For the eye of the living God does not need any other light to enable him to perceive things, but being himself archetypal light he pours forth innumerable rays, not one of which is capable of being comprehended by the outward sense, but they are all only intelligible to the intellect; in consequence of which God alone uses them who is only comprehensible to the intellect, and nothing that has any portion in creation uses them at all; for that which has been created is perceptible to the outward senses, but that nature which is only perceptible to the intellect cannot be comprehended by the outward sense.
Since, therefore, he thus invisibly enters into this region of the soul, let us prepare that place in the best way the case admits of, to be an abode worthy of God; for if we do not, he, without our being aware of it, will quit us and migrate to some other habitation, which shall appear to him to be more
For if when we are about to receive kings, we prepare our houses to wear a more magnificent appearance, neglecting nothing which may give them ornament, but using every thing in a liberal and unsparing manner, having for our object that they shall have an abode pleasant to them, and in all respects suitable to their majesty; what sort of habitation ought we to prepare for the King of kings, for God the ruler of the whole universe, condescending in his mercy and lovingkindness for man to visit the beings whom he has created, and to come down from the borders of heaven to the lowest regions of the earth, for the purpose of benefiting our . race?
Shall we prepare him a house of stone or of wooden materials?
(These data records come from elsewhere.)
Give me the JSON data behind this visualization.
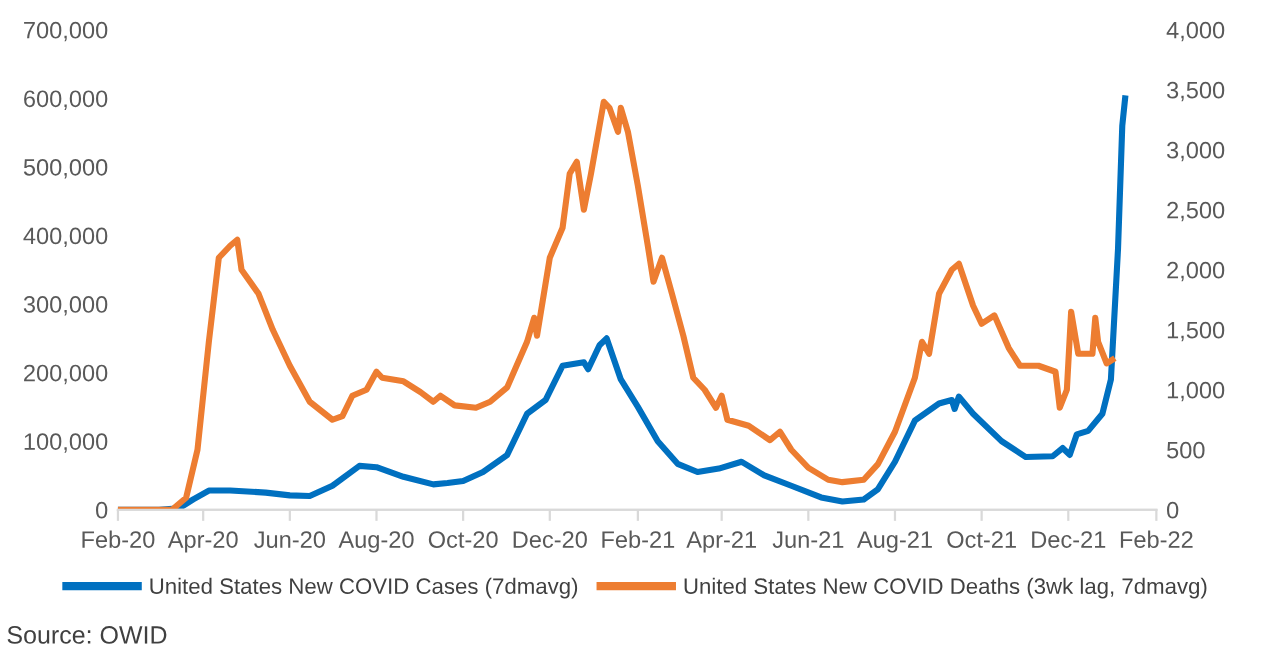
{
  "chart_data": {
    "type": "line",
    "legend": "bottom",
    "grid": false,
    "xlim": [
      "2020-02-01",
      "2022-02-01"
    ],
    "xticks": [
      {
        "value": "2020-02-01",
        "label": "Feb-20"
      },
      {
        "value": "2020-04-01",
        "label": "Apr-20"
      },
      {
        "value": "2020-06-01",
        "label": "Jun-20"
      },
      {
        "value": "2020-08-01",
        "label": "Aug-20"
      },
      {
        "value": "2020-10-01",
        "label": "Oct-20"
      },
      {
        "value": "2020-12-01",
        "label": "Dec-20"
      },
      {
        "value": "2021-02-01",
        "label": "Feb-21"
      },
      {
        "value": "2021-04-01",
        "label": "Apr-21"
      },
      {
        "value": "2021-06-01",
        "label": "Jun-21"
      },
      {
        "value": "2021-08-01",
        "label": "Aug-21"
      },
      {
        "value": "2021-10-01",
        "label": "Oct-21"
      },
      {
        "value": "2021-12-01",
        "label": "Dec-21"
      },
      {
        "value": "2022-02-01",
        "label": "Feb-22"
      }
    ],
    "ylim": [
      0,
      700000
    ],
    "yticks": [
      {
        "value": 0,
        "label": "0"
      },
      {
        "value": 100000,
        "label": "100,000"
      },
      {
        "value": 200000,
        "label": "200,000"
      },
      {
        "value": 300000,
        "label": "300,000"
      },
      {
        "value": 400000,
        "label": "400,000"
      },
      {
        "value": 500000,
        "label": "500,000"
      },
      {
        "value": 600000,
        "label": "600,000"
      },
      {
        "value": 700000,
        "label": "700,000"
      }
    ],
    "y2lim": [
      0,
      4000
    ],
    "y2ticks": [
      {
        "value": 0,
        "label": "0"
      },
      {
        "value": 500,
        "label": "500"
      },
      {
        "value": 1000,
        "label": "1,000"
      },
      {
        "value": 1500,
        "label": "1,500"
      },
      {
        "value": 2000,
        "label": "2,000"
      },
      {
        "value": 2500,
        "label": "2,500"
      },
      {
        "value": 3000,
        "label": "3,000"
      },
      {
        "value": 3500,
        "label": "3,500"
      },
      {
        "value": 4000,
        "label": "4,000"
      }
    ],
    "annotations": [
      "Source: OWID"
    ],
    "series": [
      {
        "name": "United States New COVID Cases (7dmavg)",
        "color": "#0070c0",
        "x": [
          "2020-02-01",
          "2020-03-01",
          "2020-03-15",
          "2020-03-25",
          "2020-04-05",
          "2020-04-20",
          "2020-05-15",
          "2020-06-01",
          "2020-06-15",
          "2020-07-01",
          "2020-07-20",
          "2020-08-01",
          "2020-08-20",
          "2020-09-10",
          "2020-09-20",
          "2020-10-01",
          "2020-10-15",
          "2020-11-01",
          "2020-11-15",
          "2020-11-28",
          "2020-12-10",
          "2020-12-25",
          "2020-12-28",
          "2021-01-05",
          "2021-01-10",
          "2021-01-20",
          "2021-02-01",
          "2021-02-15",
          "2021-03-01",
          "2021-03-15",
          "2021-03-30",
          "2021-04-15",
          "2021-05-01",
          "2021-05-20",
          "2021-06-10",
          "2021-06-25",
          "2021-07-10",
          "2021-07-20",
          "2021-08-01",
          "2021-08-15",
          "2021-09-01",
          "2021-09-10",
          "2021-09-12",
          "2021-09-15",
          "2021-09-25",
          "2021-10-15",
          "2021-11-01",
          "2021-11-20",
          "2021-11-27",
          "2021-12-02",
          "2021-12-07",
          "2021-12-15",
          "2021-12-25",
          "2021-12-31",
          "2022-01-05",
          "2022-01-08",
          "2022-01-10"
        ],
        "values": [
          0,
          0,
          2000,
          15000,
          28000,
          28000,
          25000,
          21000,
          20000,
          35000,
          64000,
          62000,
          48000,
          37000,
          39000,
          42000,
          55000,
          80000,
          140000,
          160000,
          210000,
          215000,
          205000,
          240000,
          250000,
          190000,
          150000,
          100000,
          67000,
          55000,
          60000,
          70000,
          50000,
          35000,
          18000,
          12000,
          15000,
          30000,
          70000,
          130000,
          155000,
          160000,
          147000,
          165000,
          140000,
          100000,
          77000,
          78000,
          90000,
          80000,
          110000,
          115000,
          140000,
          190000,
          380000,
          560000,
          600000
        ]
      },
      {
        "name": "United States New COVID Deaths (3wk lag, 7dmavg)",
        "color": "#ed7d31",
        "axis": "y2",
        "x": [
          "2020-02-01",
          "2020-03-10",
          "2020-03-20",
          "2020-03-28",
          "2020-04-05",
          "2020-04-12",
          "2020-04-20",
          "2020-04-25",
          "2020-04-28",
          "2020-05-10",
          "2020-05-20",
          "2020-06-01",
          "2020-06-15",
          "2020-07-01",
          "2020-07-08",
          "2020-07-15",
          "2020-07-25",
          "2020-08-01",
          "2020-08-05",
          "2020-08-20",
          "2020-09-01",
          "2020-09-10",
          "2020-09-15",
          "2020-09-25",
          "2020-10-10",
          "2020-10-20",
          "2020-11-01",
          "2020-11-15",
          "2020-11-20",
          "2020-11-22",
          "2020-12-01",
          "2020-12-10",
          "2020-12-15",
          "2020-12-20",
          "2020-12-25",
          "2020-12-30",
          "2021-01-08",
          "2021-01-12",
          "2021-01-18",
          "2021-01-20",
          "2021-01-25",
          "2021-02-01",
          "2021-02-08",
          "2021-02-12",
          "2021-02-18",
          "2021-02-25",
          "2021-03-05",
          "2021-03-12",
          "2021-03-20",
          "2021-03-28",
          "2021-04-01",
          "2021-04-05",
          "2021-04-20",
          "2021-05-05",
          "2021-05-12",
          "2021-05-20",
          "2021-06-01",
          "2021-06-15",
          "2021-06-25",
          "2021-07-10",
          "2021-07-20",
          "2021-08-01",
          "2021-08-15",
          "2021-08-20",
          "2021-08-25",
          "2021-09-01",
          "2021-09-10",
          "2021-09-15",
          "2021-09-25",
          "2021-10-01",
          "2021-10-10",
          "2021-10-20",
          "2021-10-28",
          "2021-11-10",
          "2021-11-22",
          "2021-11-25",
          "2021-11-30",
          "2021-12-03",
          "2021-12-08",
          "2021-12-18",
          "2021-12-20",
          "2021-12-22",
          "2021-12-28",
          "2022-01-01"
        ],
        "values": [
          0,
          0,
          100,
          500,
          1400,
          2100,
          2200,
          2250,
          2000,
          1800,
          1500,
          1200,
          900,
          750,
          780,
          950,
          1000,
          1150,
          1100,
          1070,
          980,
          900,
          950,
          870,
          850,
          900,
          1020,
          1400,
          1600,
          1450,
          2100,
          2350,
          2800,
          2900,
          2500,
          2800,
          3400,
          3350,
          3150,
          3350,
          3150,
          2700,
          2200,
          1900,
          2100,
          1800,
          1450,
          1100,
          1000,
          850,
          950,
          750,
          700,
          580,
          650,
          500,
          350,
          250,
          230,
          250,
          380,
          650,
          1100,
          1400,
          1300,
          1800,
          2000,
          2050,
          1700,
          1550,
          1620,
          1350,
          1200,
          1200,
          1150,
          850,
          1000,
          1650,
          1300,
          1300,
          1600,
          1400,
          1220,
          1250
        ]
      }
    ]
  }
}
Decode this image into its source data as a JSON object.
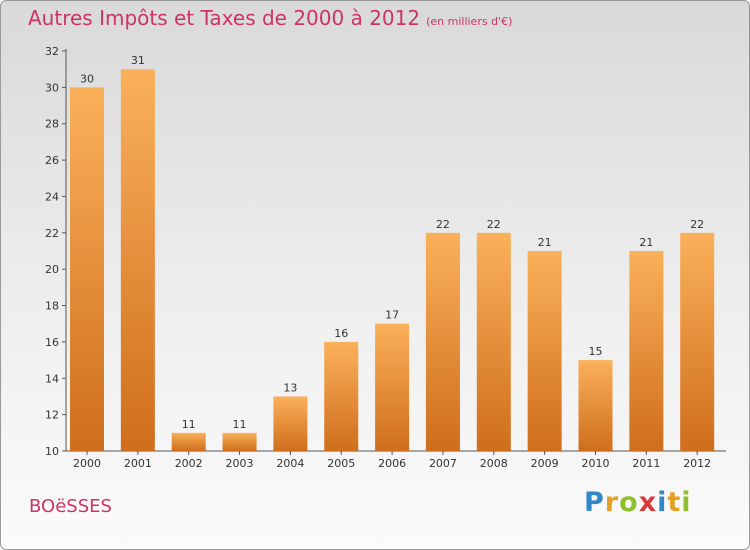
{
  "title": "Autres Impôts et Taxes de 2000 à 2012",
  "subtitle": "(en milliers d'€)",
  "commune": "BOëSSES",
  "logo": {
    "letters": [
      "P",
      "r",
      "o",
      "x",
      "i",
      "t",
      "i"
    ],
    "colors": [
      "#2f88c8",
      "#e5a024",
      "#8fbf2a",
      "#d63a3a",
      "#2f88c8",
      "#e5a024",
      "#8fbf2a"
    ]
  },
  "colors": {
    "bar_light": "#fbb05a",
    "bar_dark": "#cf6e1c",
    "title": "#cc3366"
  },
  "chart_data": {
    "type": "bar",
    "categories": [
      "2000",
      "2001",
      "2002",
      "2003",
      "2004",
      "2005",
      "2006",
      "2007",
      "2008",
      "2009",
      "2010",
      "2011",
      "2012"
    ],
    "values": [
      30,
      31,
      11,
      11,
      13,
      16,
      17,
      22,
      22,
      21,
      15,
      21,
      22
    ],
    "ylim": [
      10,
      32
    ],
    "yticks": [
      10,
      12,
      14,
      16,
      18,
      20,
      22,
      24,
      26,
      28,
      30,
      32
    ],
    "title": "Autres Impôts et Taxes de 2000 à 2012",
    "subtitle": "(en milliers d'€)",
    "xlabel": "",
    "ylabel": "",
    "grid": false,
    "legend": "none"
  }
}
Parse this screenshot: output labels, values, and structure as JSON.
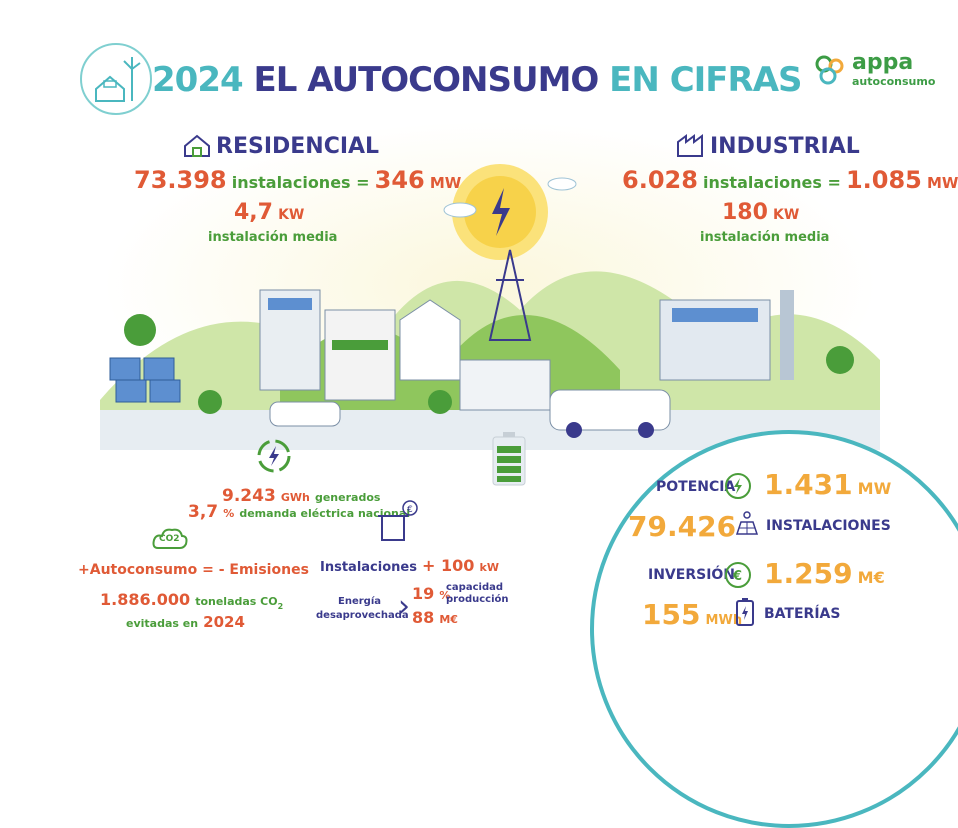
{
  "header": {
    "year": "2024",
    "title_main": "EL AUTOCONSUMO",
    "title_tail": "EN CIFRAS",
    "logo_main": "appa",
    "logo_sub": "autoconsumo"
  },
  "residential": {
    "title": "RESIDENCIAL",
    "installations": "73.398",
    "installations_label": "instalaciones =",
    "power": "346",
    "power_unit": "MW",
    "avg": "4,7",
    "avg_unit": "KW",
    "avg_label": "instalación media"
  },
  "industrial": {
    "title": "INDUSTRIAL",
    "installations": "6.028",
    "installations_label": "instalaciones =",
    "power": "1.085",
    "power_unit": "MW",
    "avg": "180",
    "avg_unit": "KW",
    "avg_label": "instalación media"
  },
  "generation": {
    "gwh": "9.243",
    "gwh_unit": "GWh",
    "gwh_label": "generados",
    "demand": "3,7",
    "demand_unit": "%",
    "demand_label": "demanda eléctrica nacional"
  },
  "emissions": {
    "co2_icon_text": "CO2",
    "slogan_a": "+Autoconsumo",
    "slogan_eq": "=",
    "slogan_b": "- Emisiones",
    "tons": "1.886.000",
    "tons_label": "toneladas CO",
    "tons_sub": "2",
    "avoided_label": "evitadas en",
    "avoided_year": "2024"
  },
  "waste": {
    "inst_label": "Instalaciones",
    "inst_value": "+ 100",
    "inst_unit": "kW",
    "energy_label": "Energía",
    "wasted_label": "desaprovechada",
    "pct": "19",
    "pct_unit": "%",
    "capacity_label": "capacidad",
    "production_label": "producción",
    "money": "88",
    "money_unit": "M€"
  },
  "kpis": {
    "power_label": "POTENCIA",
    "power_value": "1.431",
    "power_unit": "MW",
    "installs_value": "79.426",
    "installs_label": "INSTALACIONES",
    "investment_label": "INVERSIÓN",
    "investment_value": "1.259",
    "investment_unit": "M€",
    "battery_value": "155",
    "battery_unit": "MWh",
    "battery_label": "BATERÍAS"
  },
  "colors": {
    "teal": "#4ab7bf",
    "navy": "#3a3a8c",
    "orange": "#e05a36",
    "green": "#4a9d3a",
    "amber": "#f2a93b"
  }
}
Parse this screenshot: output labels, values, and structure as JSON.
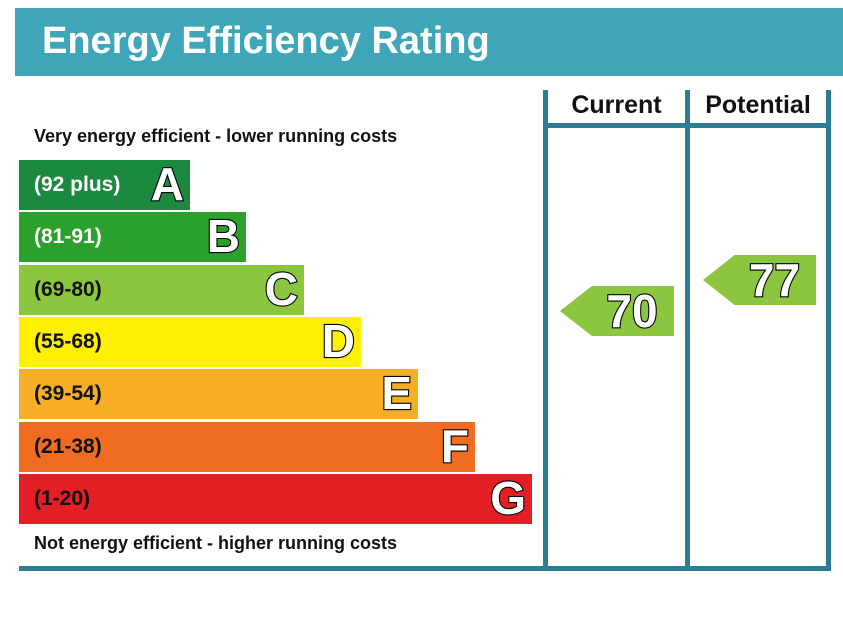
{
  "title": "Energy Efficiency Rating",
  "colors": {
    "header": "#3ea6b8",
    "frame": "#2b7d95",
    "arrow": "#8cc63f"
  },
  "chart_data": {
    "type": "bar",
    "columns": [
      "Current",
      "Potential"
    ],
    "top_caption": "Very energy efficient - lower running costs",
    "bottom_caption": "Not energy efficient - higher running costs",
    "bands": [
      {
        "letter": "A",
        "range": "(92 plus)",
        "color": "#1b8a3e",
        "text_color": "#ffffff"
      },
      {
        "letter": "B",
        "range": "(81-91)",
        "color": "#2ca02c",
        "text_color": "#ffffff"
      },
      {
        "letter": "C",
        "range": "(69-80)",
        "color": "#8cc63f",
        "text_color": "#111111"
      },
      {
        "letter": "D",
        "range": "(55-68)",
        "color": "#ffef00",
        "text_color": "#111111"
      },
      {
        "letter": "E",
        "range": "(39-54)",
        "color": "#f7ae27",
        "text_color": "#111111"
      },
      {
        "letter": "F",
        "range": "(21-38)",
        "color": "#ef6c22",
        "text_color": "#111111"
      },
      {
        "letter": "G",
        "range": "(1-20)",
        "color": "#e31e25",
        "text_color": "#111111"
      }
    ],
    "current": {
      "value": 70,
      "band": "C"
    },
    "potential": {
      "value": 77,
      "band": "C"
    }
  }
}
Away! such an idea is not holy even to utter; for not even if the whole earth were to change its nature and to become on a sudden gold, or something more valuable than gold, and if it were then to be wholly consumed by the skill of workmen, who should make it into porticoes and vestibules, and chambers, and precincts, and temples—not even then could it be a place worthy for his feet to tread upon, but a pious soul is his fitting abode.